Fundamental group of $M_g^\circ$

Since $\mathcal{M}_g=[\mathcal{T}_g/\text{Mod}_g]$, and $\mathcal{T}_g$ Teichmueller space is contractible, (1) and (3) are going to be isomorphic.

This was mentioned previously on MathOverflow here, or can be found for instance on page 361 of Farb and Margalit "A primer on Mapping Class Groups".

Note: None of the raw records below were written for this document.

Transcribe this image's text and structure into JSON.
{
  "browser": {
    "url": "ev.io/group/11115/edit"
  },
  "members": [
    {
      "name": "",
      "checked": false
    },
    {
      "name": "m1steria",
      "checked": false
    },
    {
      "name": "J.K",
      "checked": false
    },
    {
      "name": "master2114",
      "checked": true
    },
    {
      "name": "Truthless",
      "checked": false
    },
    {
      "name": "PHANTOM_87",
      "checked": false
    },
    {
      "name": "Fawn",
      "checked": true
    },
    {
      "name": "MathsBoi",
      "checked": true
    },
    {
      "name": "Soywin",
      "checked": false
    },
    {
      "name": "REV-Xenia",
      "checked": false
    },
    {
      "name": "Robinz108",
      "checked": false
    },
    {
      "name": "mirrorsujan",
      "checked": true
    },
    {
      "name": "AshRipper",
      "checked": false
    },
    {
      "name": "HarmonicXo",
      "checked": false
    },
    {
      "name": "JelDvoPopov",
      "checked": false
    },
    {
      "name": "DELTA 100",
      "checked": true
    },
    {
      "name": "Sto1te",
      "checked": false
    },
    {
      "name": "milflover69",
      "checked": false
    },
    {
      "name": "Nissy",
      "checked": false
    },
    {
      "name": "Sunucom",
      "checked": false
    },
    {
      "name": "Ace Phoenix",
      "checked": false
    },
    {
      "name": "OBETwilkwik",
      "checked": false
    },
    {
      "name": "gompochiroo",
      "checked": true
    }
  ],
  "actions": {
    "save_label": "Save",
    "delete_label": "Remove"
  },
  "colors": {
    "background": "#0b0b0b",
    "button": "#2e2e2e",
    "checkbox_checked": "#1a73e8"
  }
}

Meanwhile, (2), the fundamental group of the coarse moduli space $\pi_1(M_g)$, is trivial, as described by Andy Putnam's answer to a question here

So, we really just need to compare $\pi_1(M^\circ_g)$ to $\pi_1(\mathcal{M}_g)$. The inclusion map will give us a homomorphism from $\pi_1(M^\circ_g)\to \pi_1(\mathcal{M}_g)$, and presumably we can say something nice about this but I don't know anything off the top of my head and have run out of time to research it...


Except in a few trivial cases, the locus of curves which have an extra automorphism will have codimension greater than one in $\mathcal M_g$. When that happens, the fundamental group of $\mathcal M_g$ must equal the fundamental group of $\mathcal M_g^{\circ}$. (To see this, one can pass to the $3$-torsion cover of $\mathcal M_g$, which is a smooth scheme, and use the fact that removing a codimension two subscheme of a smooth scheme does not affect $\pi_1$.) So it equals cases 1 and 3.